Maison Margiela: Galliano still searching for release
After a two season hiatus from the runway, the brand returned to the Paris catwalk with what the house’s CEO Riccardo Bellini termed “the first collection created exclusively under the control of John”. The result was a frequently brilliant display of devilish inside-out cutting, mixed media garments and ragged edged fantasy.
In terms of silhouette, the mix of matinee idol languidness in a dazzling elongated blue silk suit juxtaposed by a series of mega wide shouldered chalk-stripe jackets was truly impressive. Though the most beautiful moments were assemblages of courtiers’ frock coats and large hefty trenches into some swaddling fantasies.
Galliano also introduced a new Man Bag, a comforting pillow-like shape, made in padded leather; and played on the Margiela classic cloven hoof boot. Using it to anchor a natty modern Jet Setter playboy all in white – ski-pants paired with a ribbed wool jerkin.
Indeed the UK designer also riffed on signature Margiela ideas like, his Belgium’s predecessor’s fondest for painted denim jackets; and love of conceptual fashion. To wit, some remarkable sandals made of ski crampons that will surely feature in endless editorial shoots.
“I would call it John Galliano for Martin Margiela.

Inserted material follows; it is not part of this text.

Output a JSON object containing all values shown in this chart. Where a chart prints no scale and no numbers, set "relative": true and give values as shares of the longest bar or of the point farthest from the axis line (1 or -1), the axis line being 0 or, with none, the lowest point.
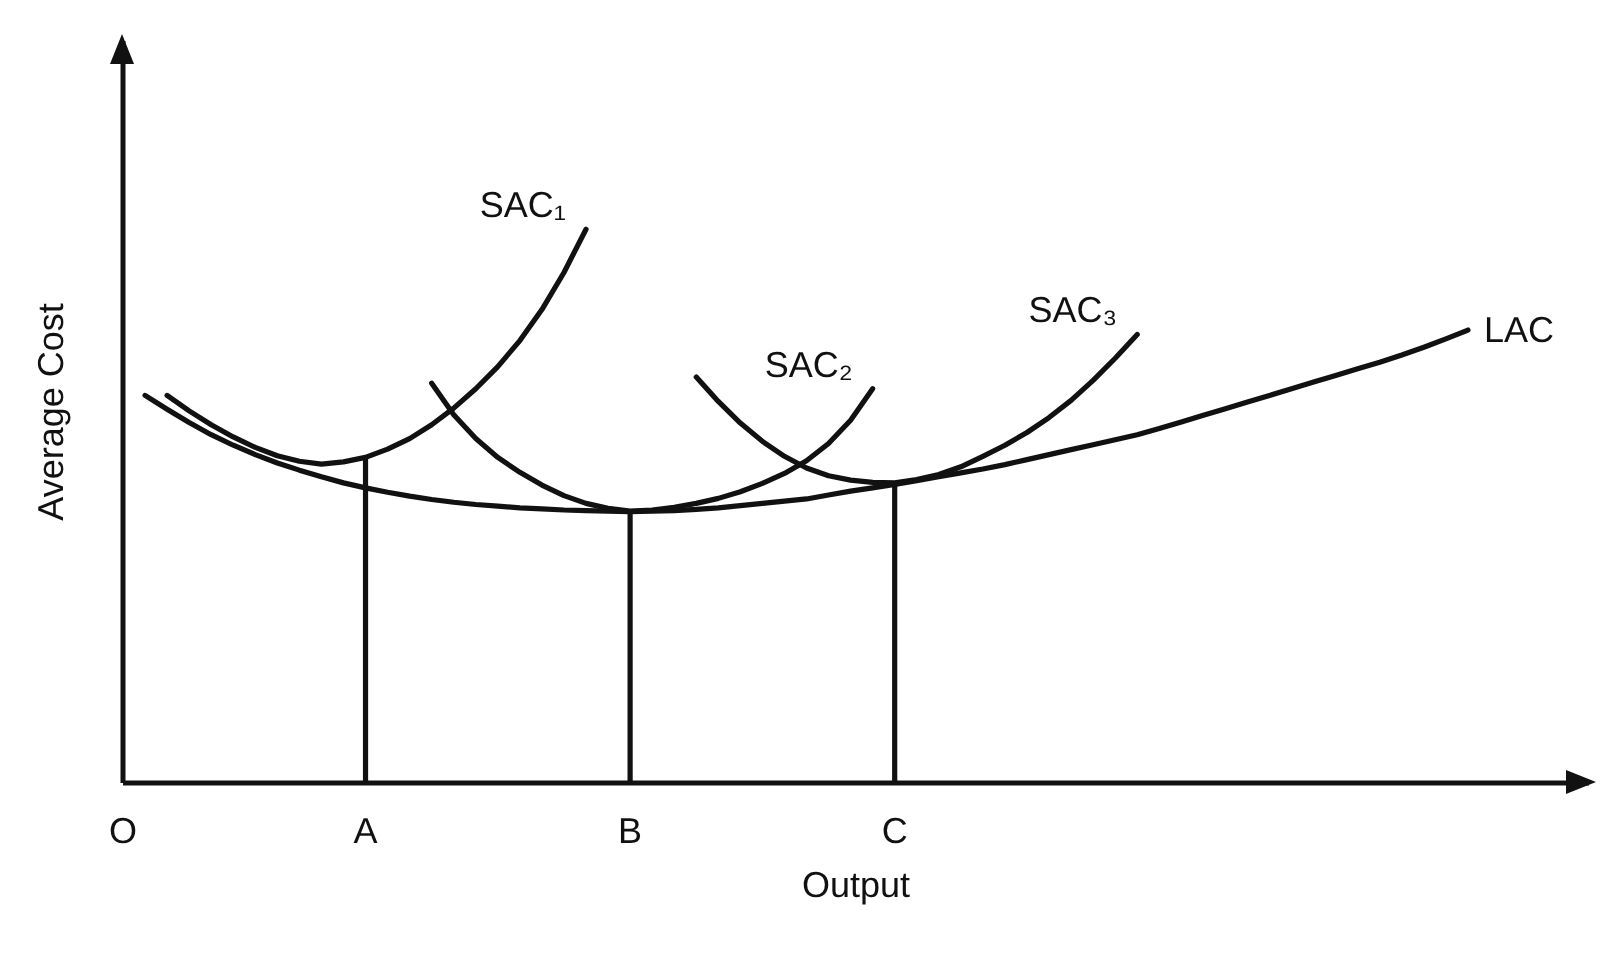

Because to my eye there were so many references to Martin’s work,” opined Renzo Rosso, Diesel founder and president of Only The Brave, the holding company that controls Margiela.
The house’s menswear remains a robust business, retailing in some 300 doors worldwide, compared to 380 for the women’s line.
That said, Galliano again declined to take a bow. He has not done so after any show since his exit from Christian Dior in 2011 after a drunken video of him insulting two strangers went viral – leading to his getting the sack. So, the sense of a designer still living within an existential penumbra was apparent as one exited, despite this excellent display of fashion. Staged inside Les Invalides, a museum, - in part dedicated to fallen military heroes - and, revealingly to a brilliant soundtrack – an orchestral version of that classic pop lament, whose title spoke volumes: “Please Release Me and Set Me Free.”